Examples may be the easiest illustrations. Let’s look at a few brand promises:
- The NFL: “To be the premier sports and entertainment brand that brings people together, connecting them socially and emotionally like no other.”
- Coca-Cola: “To inspire moments of optimism and uplift.”
- Virgin: “To be genuine, fun, contemporary, and different in everything we do at a reasonable price.”
In none of the above cases is the brand promise what the companies do or provide. The NFL’s brand promise says nothing about football. Coca-Cola doesn’t talk about providing the best soft drinks in the world. Good brand promises, like these, talk about what these companies promise to be for you, the consumer.
Strongly branded companies take their brand promises and drill down further into what are called brand attributes: The values and beliefs inherent in the brand promise. What are the values or beliefs involved in/required by making the brand promise?
Again, examples make this easier to illustrate, and we’ll use the same companies as before because we’ve already covered their brand promises. Now let’s look at their brand attributes (values and beliefs):
- The NFL: Integrity, excellence, community, teamwork, innovation, tradition
- Coca-Cola: Simple pleasures, optimism, happiness, human connections/bringing people together
- Virgin: Fun, rebellion, self-expression, rock-star-lifestyle quality (at accessible cost)
Brand Promises as Business Decision Makers
Companies with strong brands take their brand promises seriously. They use these promises as frameworks for decision making on a grand scale. In fact, using brand promises to make serious business decisions is how smart companies build strong brands and strong brand value.
Looking again at our example companies:
- The NFL uses its brand promise (including its values and attributes) to choose subjects for commercials, determine what to approve as official/licensed apparel and what to offer as sanctioned souvenirs, and who to invite as halftime entertainment. (Hence its horror at a halftime snafu a few years ago, for which it apologized profusely.)
- Coca-Cola has become one of the strongest brands in the world through making strategic business decisions based on its brand promise, from what products it offers to how it offers them. For most of us, it’s easiest to see Coca-Cola living its promise through the commercials it chooses to air: Commercials like the ones showing “scary” football star Mean Joe Green turning friendly after a young boy gives him his drink (view the classic ad here) and people from disparate countries coming together to “teach the world to sing” (viewable here).
- Virgin uses its brand promise across all its separate divisions—divisions as disparate as Virgin Balloon Flights, health clubs (Virgin Active), and financial services (Virgin Money). Its gyms have tons of extras and fun amenities, its financial services business focuses on taking complex products and making them easy to understand and accessibly priced, and its balloon flights—well, they’re balloon flights. Need we say more?
Sometimes, delivering on brand promises means that companies have to make challenging decisions. In Virgin’s case, it’s about how to take a business division and make it “Virgin:” Apply the fun, the rebellion, the rock-star aspect at an affordable cost.

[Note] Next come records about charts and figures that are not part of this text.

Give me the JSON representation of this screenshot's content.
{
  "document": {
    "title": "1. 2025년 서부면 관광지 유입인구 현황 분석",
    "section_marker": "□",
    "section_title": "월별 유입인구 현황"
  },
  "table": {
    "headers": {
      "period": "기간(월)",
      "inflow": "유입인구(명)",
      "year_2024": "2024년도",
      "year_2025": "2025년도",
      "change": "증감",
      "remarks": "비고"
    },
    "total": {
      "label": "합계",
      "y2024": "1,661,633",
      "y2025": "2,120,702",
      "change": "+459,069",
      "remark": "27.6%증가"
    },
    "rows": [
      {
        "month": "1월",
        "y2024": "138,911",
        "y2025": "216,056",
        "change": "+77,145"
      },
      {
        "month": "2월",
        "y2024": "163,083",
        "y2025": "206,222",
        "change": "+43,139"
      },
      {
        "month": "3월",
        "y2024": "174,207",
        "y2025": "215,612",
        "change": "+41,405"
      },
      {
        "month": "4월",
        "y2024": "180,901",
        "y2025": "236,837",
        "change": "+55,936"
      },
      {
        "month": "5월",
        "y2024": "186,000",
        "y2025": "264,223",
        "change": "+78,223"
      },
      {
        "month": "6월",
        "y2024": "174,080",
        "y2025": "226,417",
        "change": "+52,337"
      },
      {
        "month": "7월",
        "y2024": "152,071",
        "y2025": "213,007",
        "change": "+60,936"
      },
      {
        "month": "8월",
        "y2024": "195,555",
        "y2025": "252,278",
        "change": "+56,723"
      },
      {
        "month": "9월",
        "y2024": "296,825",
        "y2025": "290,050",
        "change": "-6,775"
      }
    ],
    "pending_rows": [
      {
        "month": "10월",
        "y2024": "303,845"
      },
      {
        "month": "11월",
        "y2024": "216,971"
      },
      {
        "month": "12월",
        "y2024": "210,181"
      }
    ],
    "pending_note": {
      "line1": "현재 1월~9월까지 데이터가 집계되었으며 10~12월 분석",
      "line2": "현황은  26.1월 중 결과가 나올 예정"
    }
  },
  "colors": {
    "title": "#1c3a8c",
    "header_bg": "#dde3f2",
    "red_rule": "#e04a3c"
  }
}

And yes, in some cases, something might look great from a number of angles—but not fit within the company’s brand promise. Does the company go ahead and move forward or even—a truly bad proposition—try to change the brand promise to make the idea fit? Or does the company kill an idea that looks good in every other way?
Companies with faith in their brand promises will kill the idea, as painful as it may be in the short term. Yet in the long term, the increased strength and value of the company’s brand will more than make up for the loss.